3. The pump of claim 1, wherein said inlet means includes an inlet manifold attached to an impeller chamber cover, whereby said inlet manifold directs blood flow onto said impeller front face.

4. The pump of claim 1, wherein said centrifugal impeller comprises six vanes attached to the front of said impeller extending outwardly from the center of its rotation axis.

5. The pump of claim 1, wherein said stabilizing pin comprises: a stainless steel shaft having threaded top and bottom ends; a flange fixed to said shaft and biased toward the bottom end of said shaft; ball bearing bushings rotatably mounted on said shaft above said disk, whereby said disk and said ball bearing bushings freely rotate about said shaft; a first nut engaging the threaded top end of said shaft, said first nut securing said ball bearing bushings and said disk to said shaft; and a second nut engaging the threaded bottom end of saidshaft, whereby said stabilizing pin assembly is attached to said isolating means located between said chambers.

6. The pump of claim 5 wherein said disk is ceramic.

7. The pump of claim 1, wherein said face seal comprises: a flange fix mounted to the shaft of said stabilizing pin and biased toward the bottom end of said shaft; an elastomer located on the outer circumference of the top face of said flange; and a disk rotatably mounted on said shaft above the top face - of said flange, whereby the face of said disk is in communication with said elastomer and free to rotate axially about said shaft.

8. The pump of claim 7, wherein said disk is ceramic.

9. The pump of claim 7, wherein the elastomer is a biolor or silicon O-ring.

10. The pump of claim 7, further comprising a second elastomer on the top face of said flange between the outer circumference of said shaft and said shaft of said stabilizing pin.
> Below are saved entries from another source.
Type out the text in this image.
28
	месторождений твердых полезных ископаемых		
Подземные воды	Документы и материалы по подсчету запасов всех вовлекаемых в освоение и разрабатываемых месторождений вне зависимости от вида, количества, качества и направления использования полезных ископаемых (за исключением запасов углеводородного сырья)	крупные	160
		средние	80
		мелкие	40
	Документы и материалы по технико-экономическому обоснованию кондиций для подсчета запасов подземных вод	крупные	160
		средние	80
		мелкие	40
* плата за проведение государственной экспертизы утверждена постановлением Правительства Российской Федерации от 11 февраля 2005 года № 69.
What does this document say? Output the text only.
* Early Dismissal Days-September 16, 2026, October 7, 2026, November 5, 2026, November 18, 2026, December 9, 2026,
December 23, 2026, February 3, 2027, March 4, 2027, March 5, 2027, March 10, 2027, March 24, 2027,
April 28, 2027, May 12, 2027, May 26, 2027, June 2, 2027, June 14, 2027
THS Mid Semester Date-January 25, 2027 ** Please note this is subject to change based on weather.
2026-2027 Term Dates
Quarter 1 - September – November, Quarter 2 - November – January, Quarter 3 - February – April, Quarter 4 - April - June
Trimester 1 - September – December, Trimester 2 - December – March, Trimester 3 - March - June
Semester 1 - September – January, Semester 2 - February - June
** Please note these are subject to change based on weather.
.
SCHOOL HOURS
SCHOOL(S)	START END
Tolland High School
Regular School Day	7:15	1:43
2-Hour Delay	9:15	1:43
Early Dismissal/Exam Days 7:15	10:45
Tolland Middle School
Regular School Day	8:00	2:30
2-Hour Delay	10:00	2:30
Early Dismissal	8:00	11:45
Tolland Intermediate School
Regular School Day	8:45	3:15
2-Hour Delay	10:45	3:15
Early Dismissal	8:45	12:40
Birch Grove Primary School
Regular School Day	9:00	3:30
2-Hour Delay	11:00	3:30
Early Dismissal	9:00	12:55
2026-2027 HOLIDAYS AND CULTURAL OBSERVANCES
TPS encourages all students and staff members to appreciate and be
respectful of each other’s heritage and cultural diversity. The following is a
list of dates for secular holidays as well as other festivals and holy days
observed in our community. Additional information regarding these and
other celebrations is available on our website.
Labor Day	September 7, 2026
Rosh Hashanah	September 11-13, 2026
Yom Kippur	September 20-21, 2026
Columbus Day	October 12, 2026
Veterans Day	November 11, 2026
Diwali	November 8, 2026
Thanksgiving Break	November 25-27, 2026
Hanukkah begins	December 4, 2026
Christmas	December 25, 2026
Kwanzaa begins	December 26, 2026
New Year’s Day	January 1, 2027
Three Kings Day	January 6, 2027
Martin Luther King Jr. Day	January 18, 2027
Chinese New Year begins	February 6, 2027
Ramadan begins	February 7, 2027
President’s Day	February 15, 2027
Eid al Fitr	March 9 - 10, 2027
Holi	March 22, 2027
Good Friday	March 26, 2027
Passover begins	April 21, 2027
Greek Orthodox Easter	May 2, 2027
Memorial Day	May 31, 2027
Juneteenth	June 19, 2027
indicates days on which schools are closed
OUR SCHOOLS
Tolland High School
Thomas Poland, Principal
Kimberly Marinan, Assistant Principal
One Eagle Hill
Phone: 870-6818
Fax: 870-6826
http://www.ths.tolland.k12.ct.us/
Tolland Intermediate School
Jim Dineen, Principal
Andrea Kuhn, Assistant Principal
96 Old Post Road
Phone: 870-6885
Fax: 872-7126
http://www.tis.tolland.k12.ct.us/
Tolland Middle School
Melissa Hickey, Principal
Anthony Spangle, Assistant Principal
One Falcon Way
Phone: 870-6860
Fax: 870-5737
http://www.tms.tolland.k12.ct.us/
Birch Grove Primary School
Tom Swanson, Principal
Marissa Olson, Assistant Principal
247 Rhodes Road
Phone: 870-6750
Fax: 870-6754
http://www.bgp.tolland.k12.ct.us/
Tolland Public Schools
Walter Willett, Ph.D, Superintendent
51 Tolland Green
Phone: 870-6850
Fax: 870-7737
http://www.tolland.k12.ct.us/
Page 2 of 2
11. The pump of claim 1, wherein said magnetic coupling means comprises: first permanent magnets fixed to said motor rotor; and second permanent magnets attached to said impeller, whereby said first magnets are in magnetic communication with said second magnets for the purpose of transfering rotational power from said electric motor to said impeller.

12. The pump of claim 1, wherein said stabilizing pin and face seal assembly is press fitted into a machined cavity in the back of said impeller.

13. A cardiac assist centrifugal pump that may be connected to a patient and run continuously by means of an electic motor powered by batteries, comprising: a housing, said housing having an impeller chamber and a motor chamber; means for isolating said chambers from each other, whereby liquids and gases cannot communicate between said chambers; means for blood inlet connected to said impeller chamber; an inlet manifold, said inlet manifold attached between said housing impeller chamber and said blood inlet means; means for blood outlet from said impeller chamber, whereby said outlet means attaches to said impeller chamber in the area of maximum blood velocity from said impeller chamber; a centrifugal impeller in said impeller chamber, whereby said impeller accelerates the blood flow from said inlet to said outlet means; a stabilizing pin rotatably attached to said impeller and fixedly attached to said chamber isolating means, whereby said stabilizing pin prevents irregular impeller motion within said impeller chamber; a face seal, between said impeller and said impeller chamber isolating means, whereby said face seal prevents blood from accumulating around said stabilizing pin; an electric motor having a rotor and stator, said motor inside of said housing motor chamber; and means for magnetically coupling said motor rotor to said impeller, whereby said motor's rotational power is transmitted to said impeller.